Sometimes a harpoon fisherman stopped by with a fish he’d caught 10 minutes before. That would be dinner, eaten by candlelight.
In the months that followed, I kept coming up with building projects. Five more casitas, each one different. One featured stone walls with hand-carved stone heads built into them, made by a man in the village. In one we built a high wall using the old methods of adobe construction. I bought a chair made by a local craftsman, carved out of a single massive avocado tree. He carried it on his back the mile or so from his home.
I am not a wealthy woman. In California, I could never have employed a crew for 18 months. As it was, paying the men a good local wage stretched me to my limits. But I knew this: When you gave a person a job in this village, a family of 10 would eat that night.
The men did beautiful work. Sometimes, checking in with them at the end of the day, I’d discover some detail — a spiral of tiny snail shells cemented into a shower wall, a broken ceramic monkey attached to a twisted piece of wood, with bougainvillea spilling from its head and silver paper from a chocolate bar wrapper for eyes.

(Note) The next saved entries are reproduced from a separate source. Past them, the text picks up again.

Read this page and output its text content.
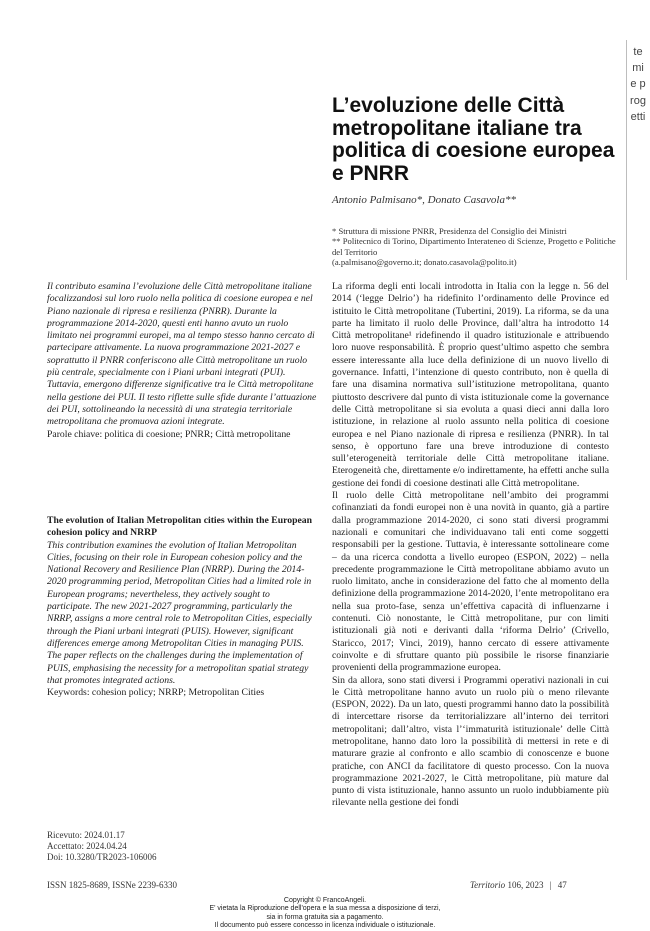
temi e progetti
L’evoluzione delle Città metropolitane italiane tra politica di coesione europea e PNRR
Antonio Palmisano*, Donato Casavola**
* Struttura di missione PNRR, Presidenza del Consiglio dei Ministri
** Politecnico di Torino, Dipartimento Interateneo di Scienze, Progetto e Politiche del Territorio
(a.palmisano@governo.it; donato.casavola@polito.it)
Il contributo esamina l’evoluzione delle Città metropolitane italiane focalizzandosi sul loro ruolo nella politica di coesione europea e nel Piano nazionale di ripresa e resilienza (PNRR). Durante la programmazione 2014-2020, questi enti hanno avuto un ruolo limitato nei programmi europei, ma al tempo stesso hanno cercato di partecipare attivamente. La nuova programmazione 2021-2027 e soprattutto il PNRR conferiscono alle Città metropolitane un ruolo più centrale, specialmente con i Piani urbani integrati (PUI). Tuttavia, emergono differenze significative tra le Città metropolitane nella gestione dei PUI. Il testo riflette sulle sfide durante l’attuazione dei PUI, sottolineando la necessità di una strategia territoriale metropolitana che promuova azioni integrate.
Parole chiave: politica di coesione; PNRR; Città metropolitane
The evolution of Italian Metropolitan cities within the European cohesion policy and NRRP
This contribution examines the evolution of Italian Metropolitan Cities, focusing on their role in European cohesion policy and the National Recovery and Resilience Plan (NRRP). During the 2014-2020 programming period, Metropolitan Cities had a limited role in European programs; nevertheless, they actively sought to participate. The new 2021-2027 programming, particularly the NRRP, assigns a more central role to Metropolitan Cities, especially through the Piani urbani integrati (PUIS). However, significant differences emerge among Metropolitan Cities in managing PUIS. The paper reflects on the challenges during the implementation of PUIS, emphasising the necessity for a metropolitan spatial strategy that promotes integrated actions.
Keywords: cohesion policy; NRRP; Metropolitan Cities

La riforma degli enti locali introdotta in Italia con la legge n. 56 del 2014 (‘legge Delrio’) ha ridefinito l’ordinamento delle Province ed istituito le Città metropolitane (Tubertini, 2019). La riforma, se da una parte ha limitato il ruolo delle Province, dall’altra ha introdotto 14 Città metropolitane¹ ridefinendo il quadro istituzionale e attribuendo loro nuove responsabilità. È proprio quest’ultimo aspetto che sembra essere interessante alla luce della definizione di un nuovo livello di governance. Infatti, l’intenzione di questo contributo, non è quella di fare una disamina normativa sull’istituzione metropolitana, quanto piuttosto descrivere dal punto di vista istituzionale come la governance delle Città metropolitane si sia evoluta a quasi dieci anni dalla loro istituzione, in relazione al ruolo assunto nella politica di coesione europea e nel Piano nazionale di ripresa e resilienza (PNRR). In tal senso, è opportuno fare una breve introduzione di contesto sull’eterogeneità territoriale delle Città metropolitane italiane. Eterogeneità che, direttamente e/o indirettamente, ha effetti anche sulla gestione dei fondi di coesione destinati alle Città metropolitane.

Il ruolo delle Città metropolitane nell’ambito dei programmi cofinanziati da fondi europei non è una novità in quanto, già a partire dalla programmazione 2014-2020, ci sono stati diversi programmi nazionali e comunitari che individuavano tali enti come soggetti responsabili per la gestione. Tuttavia, è interessante sottolineare come – da una ricerca condotta a livello europeo (ESPON, 2022) – nella precedente programmazione le Città metropolitane abbiamo avuto un ruolo limitato, anche in considerazione del fatto che al momento della definizione della programmazione 2014-2020, l’ente metropolitano era nella sua proto-fase, senza un’effettiva capacità di influenzarne i contenuti. Ciò nonostante, le Città metropolitane, pur con limiti istituzionali già noti e derivanti dalla ‘riforma Delrio’ (Crivello, Staricco, 2017; Vinci, 2019), hanno cercato di essere attivamente coinvolte e di sfruttare quanto più possibile le risorse finanziarie provenienti della programmazione europea.

Sin da allora, sono stati diversi i Programmi operativi nazionali in cui le Città metropolitane hanno avuto un ruolo più o meno rilevante (ESPON, 2022). Da un lato, questi programmi hanno dato la possibilità di intercettare risorse da territorializzare all’interno dei territori metropolitani; dall’altro, vista l’‘immaturità istituzionale’ delle Città metropolitane, hanno dato loro la possibilità di mettersi in rete e di maturare grazie al confronto e allo scambio di conoscenze e buone pratiche, con ANCI da facilitatore di questo processo. Con la nuova programmazione 2021-2027, le Città metropolitane, più mature dal punto di vista istituzionale, hanno assunto un ruolo indubbiamente più rilevante nella gestione dei fondi

Ricevuto: 2024.01.17
Accettato: 2024.04.24
Doi: 10.3280/TR2023-106006
ISSN 1825-8689, ISSNe 2239-6330	Territorio 106, 2023 | 47
Copyright © FrancoAngeli.
E' vietata la Riproduzione dell'opera e la sua messa a disposizione di terzi,
sia in forma gratuita sia a pagamento.
Il documento può essere concesso in licenza individuale o istituzionale.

Miguel and Mateo trained plants to grow in the shapes of a giraffe, a llama, a rabbit and a heart. A carpenter named Bartolo built me a table of conacaste wood in the style of one I found on Pinterest that was designed by the woodworker George Nakashima.
Our days and weeks took on a rhythm. Every morning, as I made my way up the hill to my writing desk with my laptop and my coffee, I’d greet the crew of men coming down. As I sat at my desk, I’d hear the steady beat of the men’s hammers, the sound of rocks emptying from buckets.

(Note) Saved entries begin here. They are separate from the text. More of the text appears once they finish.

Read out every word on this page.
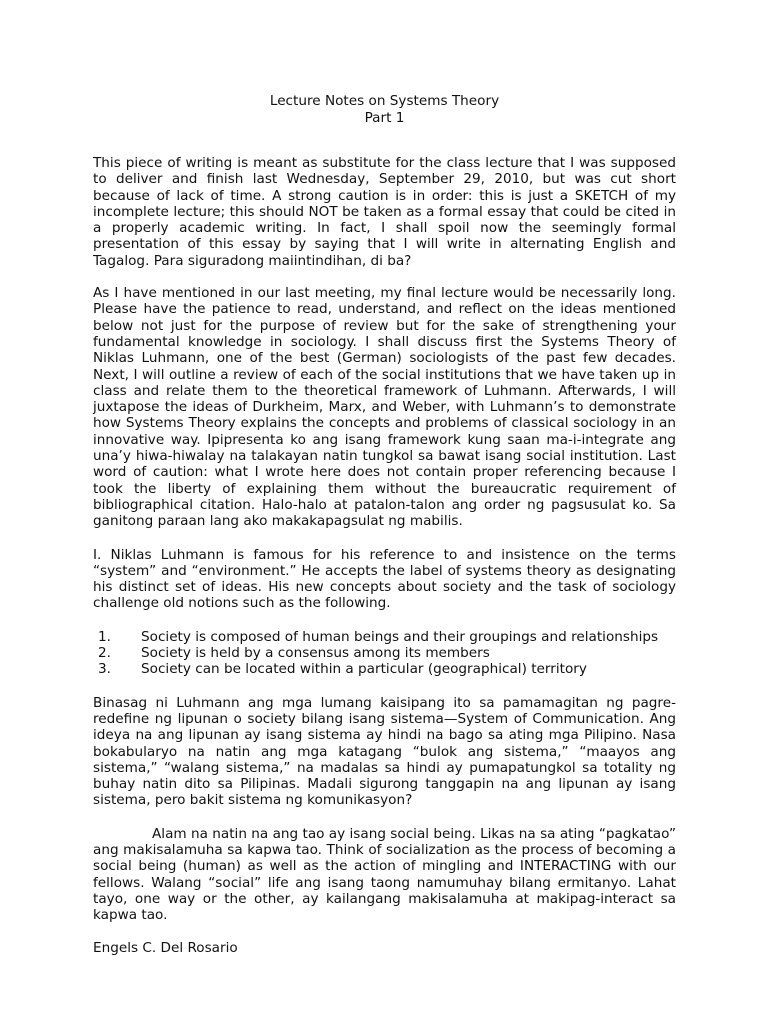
Lecture Notes on Systems Theory

Part 1

This piece of writing is meant as substitute for the class lecture that I was supposed to deliver and finish last Wednesday, September 29, 2010, but was cut short because of lack of time. A strong caution is in order: this is just a SKETCH of my incomplete lecture; this should NOT be taken as a formal essay that could be cited in a properly academic writing. In fact, I shall spoil now the seemingly formal presentation of this essay by saying that I will write in alternating English and Tagalog. Para siguradong maiintindihan, di ba?

As I have mentioned in our last meeting, my final lecture would be necessarily long. Please have the patience to read, understand, and reflect on the ideas mentioned below not just for the purpose of review but for the sake of strengthening your fundamental knowledge in sociology. I shall discuss first the Systems Theory of Niklas Luhmann, one of the best (German) sociologists of the past few decades. Next, I will outline a review of each of the social institutions that we have taken up in class and relate them to the theoretical framework of Luhmann. Afterwards, I will juxtapose the ideas of Durkheim, Marx, and Weber, with Luhmann’s to demonstrate how Systems Theory explains the concepts and problems of classical sociology in an innovative way. Ipipresenta ko ang isang framework kung saan ma-i-integrate ang una’y hiwa-hiwalay na talakayan natin tungkol sa bawat isang social institution. Last word of caution: what I wrote here does not contain proper referencing because I took the liberty of explaining them without the bureaucratic requirement of bibliographical citation. Halo-halo at patalon-talon ang order ng pagsusulat ko. Sa ganitong paraan lang ako makakapagsulat ng mabilis.

I. Niklas Luhmann is famous for his reference to and insistence on the terms “system” and “environment.” He accepts the label of systems theory as designating his distinct set of ideas. His new concepts about society and the task of sociology challenge old notions such as the following.

1. Society is composed of human beings and their groupings and relationships
2. Society is held by a consensus among its members
3. Society can be located within a particular (geographical) territory

Binasag ni Luhmann ang mga lumang kaisipang ito sa pamamagitan ng pagre-redefine ng lipunan o society bilang isang sistema—System of Communication. Ang ideya na ang lipunan ay isang sistema ay hindi na bago sa ating mga Pilipino. Nasa bokabularyo na natin ang mga katagang “bulok ang sistema,” “maayos ang sistema,” “walang sistema,” na madalas sa hindi ay pumapatungkol sa totality ng buhay natin dito sa Pilipinas. Madali sigurong tanggapin na ang lipunan ay isang sistema, pero bakit sistema ng komunikasyon?

Alam na natin na ang tao ay isang social being. Likas na sa ating “pagkatao” ang makisalamuha sa kapwa tao. Think of socialization as the process of becoming a social being (human) as well as the action of mingling and INTERACTING with our fellows. Walang “social” life ang isang taong namumuhay bilang ermitanyo. Lahat tayo, one way or the other, ay kailangang makisalamuha at makipag-interact sa kapwa tao.

Engels C. Del Rosario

It came to me that in all my years of writing books — almost half a century — I’d never known such an immediate connection between the stories I made up in my head and the world of physical labor. When the men and I called out our greetings every morning, we knew that each of us had a job to do. The one supported the other.

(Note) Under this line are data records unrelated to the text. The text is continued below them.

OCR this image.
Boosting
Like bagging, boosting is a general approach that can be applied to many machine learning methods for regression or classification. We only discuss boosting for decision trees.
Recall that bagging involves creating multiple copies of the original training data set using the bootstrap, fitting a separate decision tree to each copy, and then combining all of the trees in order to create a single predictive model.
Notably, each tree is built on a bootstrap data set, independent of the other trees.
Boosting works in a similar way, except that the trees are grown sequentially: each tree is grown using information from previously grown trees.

By the following winter, just over a year from when the world had shut down, with vaccines available at last, we welcomed 12 writing students. This time, they could stay on my property in the five new houses the men had built, sharing meals on the expanded veranda, looking out at the lake, with meals prepared by our local chef, Rosa.
I’m a writer, not a businesswoman. It came to me that if a person empties her bank account to build a property for 16 guests that requires a crew of more than 20 people to maintain it, the place cannot sit empty. And that is how I came to be the host of a hotel and retreat center.
With the time and thought I’ve devoted to building Casa Paloma, I probably could have written a few more books. The casitas bear the names of some I have written: “To Die For,” “At Home in the World,” “Count the Ways.” One, Casa Una, is named for my newest granddaughter. Over the last year, my team, made up almost entirely now of local men and women, has hosted more than 300 groups of guests — yoga practitioners, hikers intent on tackling the volcano, couples celebrating a honeymoon, families bringing children they had adopted years ago to the country of their birth for the first time. This past high season, we were booked almost every night.
Looking back
Back in 2020 — that stretch of months when it felt as though the world stood still — I experienced a state of such unprecedented concentration that I was able to finish a novel.
So — with the men still working — I started another novel about a woman from the United States who, in the aftermath of a personal tragedy, lands in a small village on the shores of a lake surrounded by volcanoes, in an unnamed Central American country. She finds herself unexpectedly running a magical hotel surrounded by orchids and birds.
At the time, I believed that what I was writing was a work of pure fiction, almost a fairy tale. It was a full year later that the thought occurred to me: I’d built a hotel, myself. Now I’d better figure out how to run one. And I did.